Detrás De la casa estaba el prado. A vista de golondrina es poco más que un cuadradito de hierba, resto de uno de esos minifundios que hacen de las tierras del norte un puzzle de verdores siempre inacabado. Lo rodea por tres lados una serie de viejas estacas de madera reseca, gris y retorcida, como si un agrimensor sin sentimientos hubiese troceado la milenaria momia de un gran árbol, para convertir en marcas de frontera lo que un día fue frescor y sombra. En el cuarto lado se ven las cuatro piedras de una casa quemada hace ya muchos años, mucho antes de la casa, cubiertas por una miscelánea salvaje de zarzas, ortigas y cualquier otra planta montaraz de las que no se deja crecer en los jardines, de las que solo encuentran su lugar en el indomesticable reino del bardal.

Es allí, junto al zarzal, en donde se ve al niño agazapado. Allí, oculto a las miradas de la casa. Está agazapado y reza con un fervor congestionado a ese Dios bueno que todo lo puede, al Padre amable y misericordioso del que tanto le han hablado. El niño está pidiendo ni más ni menos que un milagro, mientras oculta entre sus manos el objeto prohibido, el objeto roto.

La casa está llena de objetos prohibidos. También lo están las casas que se ven más allá de las estacas muertas. Él lo sabe como lo saben sus amigos, como todos lo saben. Saben lo que ocurre cuando las manos pequeñas son la causa de que un objeto prohibido acabe roto. Ni él ni sus amigos, ni nadie, pedirían un milagro a causa de los objetos rotos. La regañina, el castigo, quizás un par de azotes… gajes de la infancia. No, lo malo no era la rotura.

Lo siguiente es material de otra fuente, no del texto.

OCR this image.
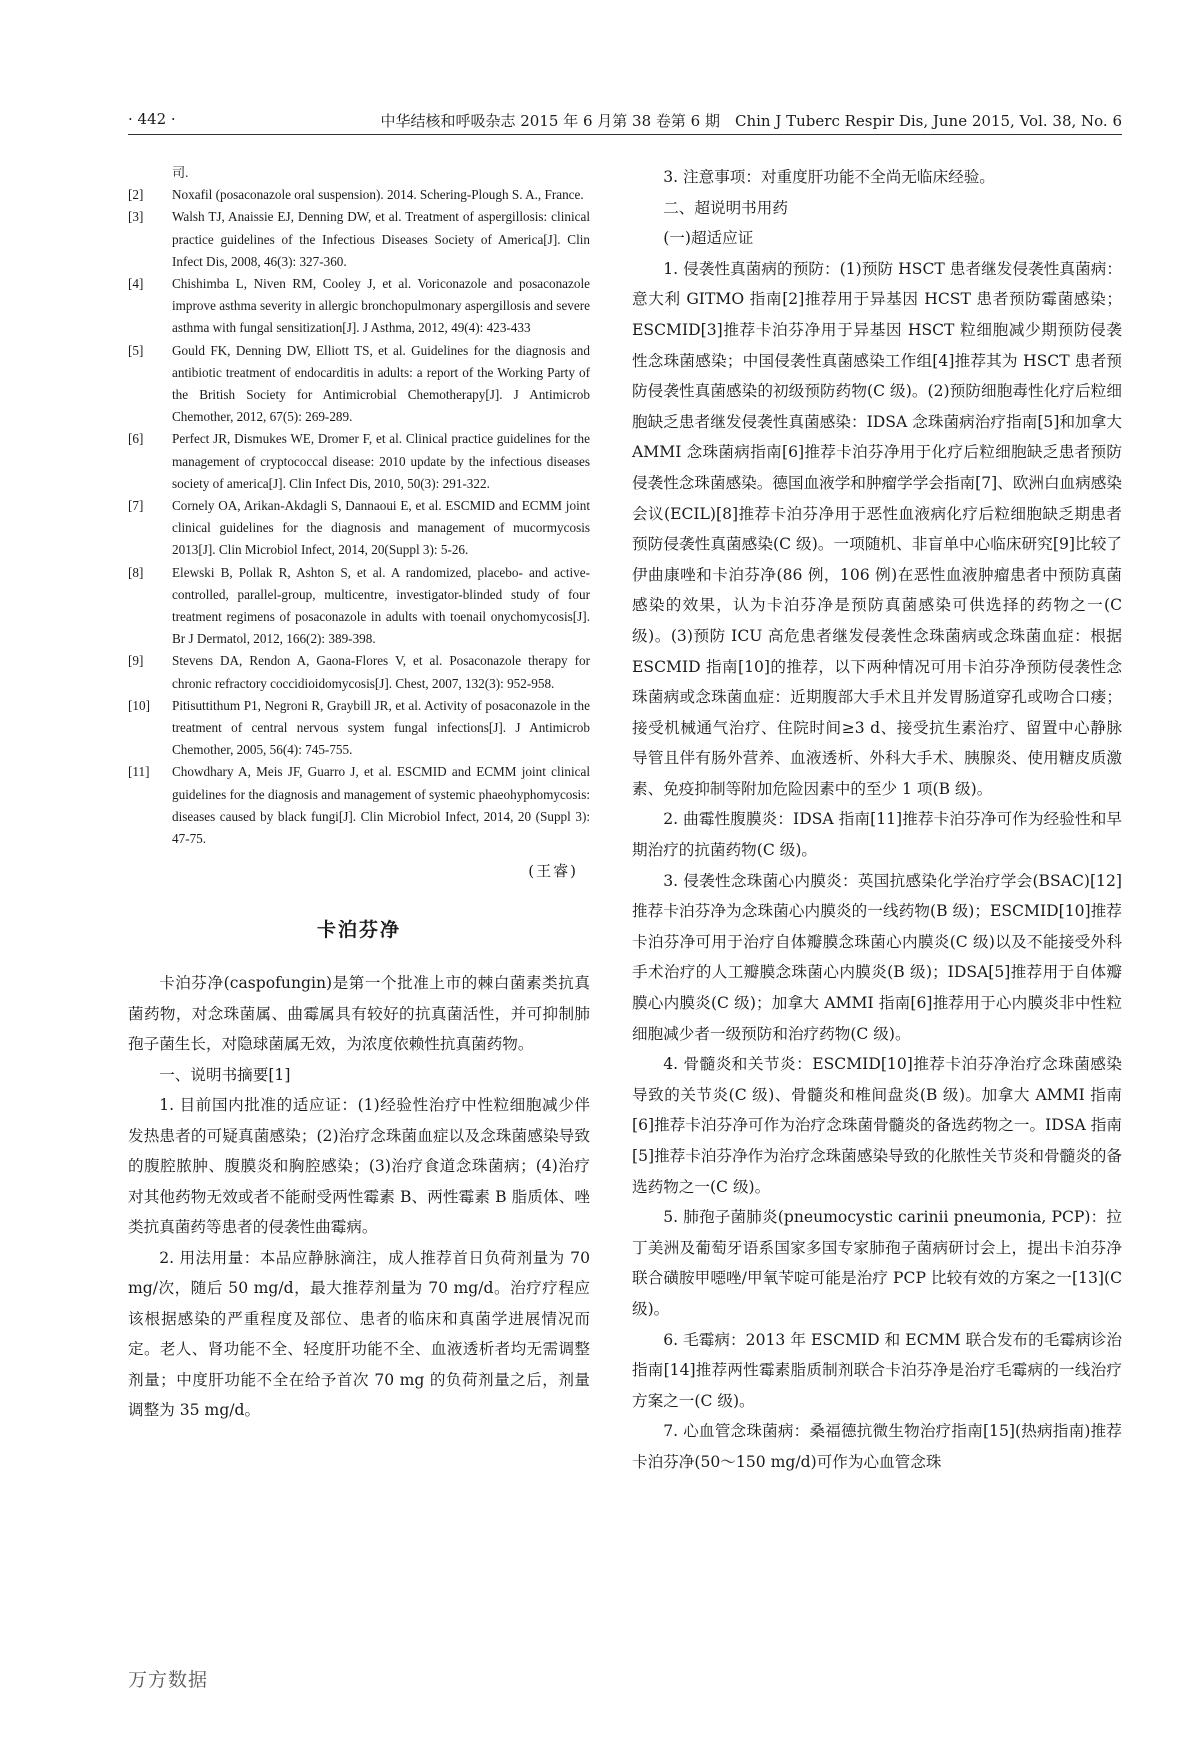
· 442 ·	中华结核和呼吸杂志 2015 年 6 月第 38 卷第 6 期　Chin J Tuberc Respir Dis, June 2015, Vol. 38, No. 6
司.
[2] Noxafil (posaconazole oral suspension). 2014. Schering-Plough S. A., France.
[3] Walsh TJ, Anaissie EJ, Denning DW, et al. Treatment of aspergillosis: clinical practice guidelines of the Infectious Diseases Society of America[J]. Clin Infect Dis, 2008, 46(3): 327-360.
[4] Chishimba L, Niven RM, Cooley J, et al. Voriconazole and posaconazole improve asthma severity in allergic bronchopulmonary aspergillosis and severe asthma with fungal sensitization[J]. J Asthma, 2012, 49(4): 423-433
[5] Gould FK, Denning DW, Elliott TS, et al. Guidelines for the diagnosis and antibiotic treatment of endocarditis in adults: a report of the Working Party of the British Society for Antimicrobial Chemotherapy[J]. J Antimicrob Chemother, 2012, 67(5): 269-289.
[6] Perfect JR, Dismukes WE, Dromer F, et al. Clinical practice guidelines for the management of cryptococcal disease: 2010 update by the infectious diseases society of america[J]. Clin Infect Dis, 2010, 50(3): 291-322.
[7] Cornely OA, Arikan-Akdagli S, Dannaoui E, et al. ESCMID and ECMM joint clinical guidelines for the diagnosis and management of mucormycosis 2013[J]. Clin Microbiol Infect, 2014, 20(Suppl 3): 5-26.
[8] Elewski B, Pollak R, Ashton S, et al. A randomized, placebo- and active-controlled, parallel-group, multicentre, investigator-blinded study of four treatment regimens of posaconazole in adults with toenail onychomycosis[J]. Br J Dermatol, 2012, 166(2): 389-398.
[9] Stevens DA, Rendon A, Gaona-Flores V, et al. Posaconazole therapy for chronic refractory coccidioidomycosis[J]. Chest, 2007, 132(3): 952-958.
[10] Pitisuttithum P1, Negroni R, Graybill JR, et al. Activity of posaconazole in the treatment of central nervous system fungal infections[J]. J Antimicrob Chemother, 2005, 56(4): 745-755.
[11] Chowdhary A, Meis JF, Guarro J, et al. ESCMID and ECMM joint clinical guidelines for the diagnosis and management of systemic phaeohyphomycosis: diseases caused by black fungi[J]. Clin Microbiol Infect, 2014, 20 (Suppl 3): 47-75.
(王睿)
卡泊芬净

卡泊芬净(caspofungin)是第一个批准上市的棘白菌素类抗真菌药物，对念珠菌属、曲霉属具有较好的抗真菌活性，并可抑制肺孢子菌生长，对隐球菌属无效，为浓度依赖性抗真菌药物。

一、说明书摘要[1]

1. 目前国内批准的适应证：(1)经验性治疗中性粒细胞减少伴发热患者的可疑真菌感染；(2)治疗念珠菌血症以及念珠菌感染导致的腹腔脓肿、腹膜炎和胸腔感染；(3)治疗食道念珠菌病；(4)治疗对其他药物无效或者不能耐受两性霉素 B、两性霉素 B 脂质体、唑类抗真菌药等患者的侵袭性曲霉病。

2. 用法用量：本品应静脉滴注，成人推荐首日负荷剂量为 70 mg/次，随后 50 mg/d，最大推荐剂量为 70 mg/d。治疗疗程应该根据感染的严重程度及部位、患者的临床和真菌学进展情况而定。老人、肾功能不全、轻度肝功能不全、血液透析者均无需调整剂量；中度肝功能不全在给予首次 70 mg 的负荷剂量之后，剂量调整为 35 mg/d。

3. 注意事项：对重度肝功能不全尚无临床经验。

二、超说明书用药

(一)超适应证

1. 侵袭性真菌病的预防：(1)预防 HSCT 患者继发侵袭性真菌病：意大利 GITMO 指南[2]推荐用于异基因 HCST 患者预防霉菌感染；ESCMID[3]推荐卡泊芬净用于异基因 HSCT 粒细胞减少期预防侵袭性念珠菌感染；中国侵袭性真菌感染工作组[4]推荐其为 HSCT 患者预防侵袭性真菌感染的初级预防药物(C 级)。(2)预防细胞毒性化疗后粒细胞缺乏患者继发侵袭性真菌感染：IDSA 念珠菌病治疗指南[5]和加拿大 AMMI 念珠菌病指南[6]推荐卡泊芬净用于化疗后粒细胞缺乏患者预防侵袭性念珠菌感染。德国血液学和肿瘤学学会指南[7]、欧洲白血病感染会议(ECIL)[8]推荐卡泊芬净用于恶性血液病化疗后粒细胞缺乏期患者预防侵袭性真菌感染(C 级)。一项随机、非盲单中心临床研究[9]比较了伊曲康唑和卡泊芬净(86 例，106 例)在恶性血液肿瘤患者中预防真菌感染的效果，认为卡泊芬净是预防真菌感染可供选择的药物之一(C 级)。(3)预防 ICU 高危患者继发侵袭性念珠菌病或念珠菌血症：根据 ESCMID 指南[10]的推荐，以下两种情况可用卡泊芬净预防侵袭性念珠菌病或念珠菌血症：近期腹部大手术且并发胃肠道穿孔或吻合口瘘；接受机械通气治疗、住院时间≥3 d、接受抗生素治疗、留置中心静脉导管且伴有肠外营养、血液透析、外科大手术、胰腺炎、使用糖皮质激素、免疫抑制等附加危险因素中的至少 1 项(B 级)。

2. 曲霉性腹膜炎：IDSA 指南[11]推荐卡泊芬净可作为经验性和早期治疗的抗菌药物(C 级)。

3. 侵袭性念珠菌心内膜炎：英国抗感染化学治疗学会(BSAC)[12]推荐卡泊芬净为念珠菌心内膜炎的一线药物(B 级)；ESCMID[10]推荐卡泊芬净可用于治疗自体瓣膜念珠菌心内膜炎(C 级)以及不能接受外科手术治疗的人工瓣膜念珠菌心内膜炎(B 级)；IDSA[5]推荐用于自体瓣膜心内膜炎(C 级)；加拿大 AMMI 指南[6]推荐用于心内膜炎非中性粒细胞减少者一级预防和治疗药物(C 级)。

4. 骨髓炎和关节炎：ESCMID[10]推荐卡泊芬净治疗念珠菌感染导致的关节炎(C 级)、骨髓炎和椎间盘炎(B 级)。加拿大 AMMI 指南[6]推荐卡泊芬净可作为治疗念珠菌骨髓炎的备选药物之一。IDSA 指南[5]推荐卡泊芬净作为治疗念珠菌感染导致的化脓性关节炎和骨髓炎的备选药物之一(C 级)。

5. 肺孢子菌肺炎(pneumocystic carinii pneumonia, PCP)：拉丁美洲及葡萄牙语系国家多国专家肺孢子菌病研讨会上，提出卡泊芬净联合磺胺甲噁唑/甲氧苄啶可能是治疗 PCP 比较有效的方案之一[13](C 级)。

6. 毛霉病：2013 年 ESCMID 和 ECMM 联合发布的毛霉病诊治指南[14]推荐两性霉素脂质制剂联合卡泊芬净是治疗毛霉病的一线治疗方案之一(C 级)。

7. 心血管念珠菌病：桑福德抗微生物治疗指南[15](热病指南)推荐卡泊芬净(50～150 mg/d)可作为心血管念珠

万方数据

La casa está llena de objetos prohibidos. Pero hay objetos que está prohibido tocar y objetos que está prohibido desear. Él lo sabe, sabe reconocer el reproche del miedo y la sospecha. Por eso reza para que dios haga el milagro del recomponer aquel objeto.

Reza, suplica, pide por favor, pero al abrir las manos pequeñas el objeto sigue roto. Dios no hizo el milagro. No hay nada que hacer, la suerte está echada. Le vemos abandonar despacio la seguridad de avestruz que da el zarzal y dirigirse hacia la casa. Le vemos entrar sin hacer ruido y subir las escaleras de forma sigilosa (sigilo inútil). Le vemos entrar en la habitación de sus padres, abrir el joyero de su madre y dejar allí la pulsera hecha pedazos.

Todavía no sabe que lo sabe, pero ha dejado de creer en Dios. Sin embargo tiene que haber algo, algo que le evite tener que escuchar el reproche del miedo y la sospecha. ¡La magia! Eso es, la magia podrá sacarlo del apuro. Tiene que haber alguna varita mágica, algún conjuro…

Se queda allí en el prado, rodeado por el zarzal y las estacas muertas, esperando. Ese día esperando el reproche; el resto de su vida esperando el conjuro.